China implements new policy that only allows minors to play games for one hour on Fridays, weekends, and holidays

Chinese players will have to be registered and logged in to play games moving forward.

Photo via Riot Games

China’s game regulators have cut the amount of time under-18-year-old players can spend playing video games, the Chinese media revealed today. From now on, minors will be limited to three hours of gaming during the week and just one hour on Fridays, Saturdays, Sundays, and holidays between 8pm to 9pm amid the growing concern of gaming addiction.

At other times, online gaming providers aren’t allowed to offer their services to minors in China. The regulators argue the new policy was made to protect the physical and mental health of minors. The gaming providers will also need to implement a real-name registration verification and are forbidden to provide game services to those who have not registered or logged in.

The previous policy in place in China allowed minors to play for 1.5 hours a day, making this is a significant change. The new regulation comes just days after South Korea revealed plans to overturn its law that blocks young players from playing online video games late at night, so China will be the only country whose government controls gaming hours.
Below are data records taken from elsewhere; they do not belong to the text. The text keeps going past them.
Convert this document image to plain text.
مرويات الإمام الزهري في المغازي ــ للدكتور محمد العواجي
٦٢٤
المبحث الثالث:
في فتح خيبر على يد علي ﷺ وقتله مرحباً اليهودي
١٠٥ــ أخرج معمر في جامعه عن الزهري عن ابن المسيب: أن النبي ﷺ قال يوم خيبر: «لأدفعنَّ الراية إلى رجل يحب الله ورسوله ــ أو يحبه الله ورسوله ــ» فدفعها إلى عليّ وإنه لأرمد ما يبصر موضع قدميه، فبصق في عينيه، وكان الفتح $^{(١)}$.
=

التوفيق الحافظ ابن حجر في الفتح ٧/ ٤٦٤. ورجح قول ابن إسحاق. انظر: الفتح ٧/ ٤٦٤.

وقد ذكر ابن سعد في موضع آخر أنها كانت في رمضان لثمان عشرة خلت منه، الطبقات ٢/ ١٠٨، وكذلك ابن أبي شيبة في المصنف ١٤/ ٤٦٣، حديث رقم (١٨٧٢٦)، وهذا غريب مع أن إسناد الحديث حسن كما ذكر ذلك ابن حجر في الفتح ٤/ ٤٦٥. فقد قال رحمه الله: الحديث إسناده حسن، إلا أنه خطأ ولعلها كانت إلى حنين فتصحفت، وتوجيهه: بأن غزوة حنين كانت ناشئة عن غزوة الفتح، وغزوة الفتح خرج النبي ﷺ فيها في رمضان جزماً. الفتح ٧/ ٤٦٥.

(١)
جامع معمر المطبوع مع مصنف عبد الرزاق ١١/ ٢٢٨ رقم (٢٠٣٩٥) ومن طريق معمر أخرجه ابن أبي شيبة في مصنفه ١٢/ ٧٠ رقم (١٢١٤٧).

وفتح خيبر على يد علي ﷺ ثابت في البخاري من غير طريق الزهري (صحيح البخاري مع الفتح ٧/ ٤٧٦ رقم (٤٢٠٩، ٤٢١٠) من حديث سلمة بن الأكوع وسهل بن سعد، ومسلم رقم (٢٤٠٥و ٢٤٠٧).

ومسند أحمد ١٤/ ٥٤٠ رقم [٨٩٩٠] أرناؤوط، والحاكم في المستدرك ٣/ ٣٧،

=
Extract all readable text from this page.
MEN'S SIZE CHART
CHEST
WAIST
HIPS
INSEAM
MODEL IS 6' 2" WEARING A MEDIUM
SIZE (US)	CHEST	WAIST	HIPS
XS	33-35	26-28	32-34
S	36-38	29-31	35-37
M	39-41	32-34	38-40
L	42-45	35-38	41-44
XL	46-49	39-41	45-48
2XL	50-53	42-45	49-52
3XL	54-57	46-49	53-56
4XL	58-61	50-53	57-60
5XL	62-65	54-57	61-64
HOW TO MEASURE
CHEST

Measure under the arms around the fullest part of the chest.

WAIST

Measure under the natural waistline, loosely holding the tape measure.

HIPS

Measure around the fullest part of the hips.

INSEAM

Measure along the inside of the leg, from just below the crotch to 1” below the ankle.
There are around 110 million Chinese minors who play video games today, according to video games industry specialist Daniel Ahmad. Giant gaming company Tencent had already agreed to work with the Chinese regulators to limit the number of hours minors can play and said that players under the age of 16 account for approximately 2.6 percent of its “total player spend,” according to Ahmad.

With the new policy in place, the Chinese regulators revealed it will increase the frequency and intensity of inspections for online gaming providers to ensure these companies are limiting the time minors can play and have an anti-addiction system.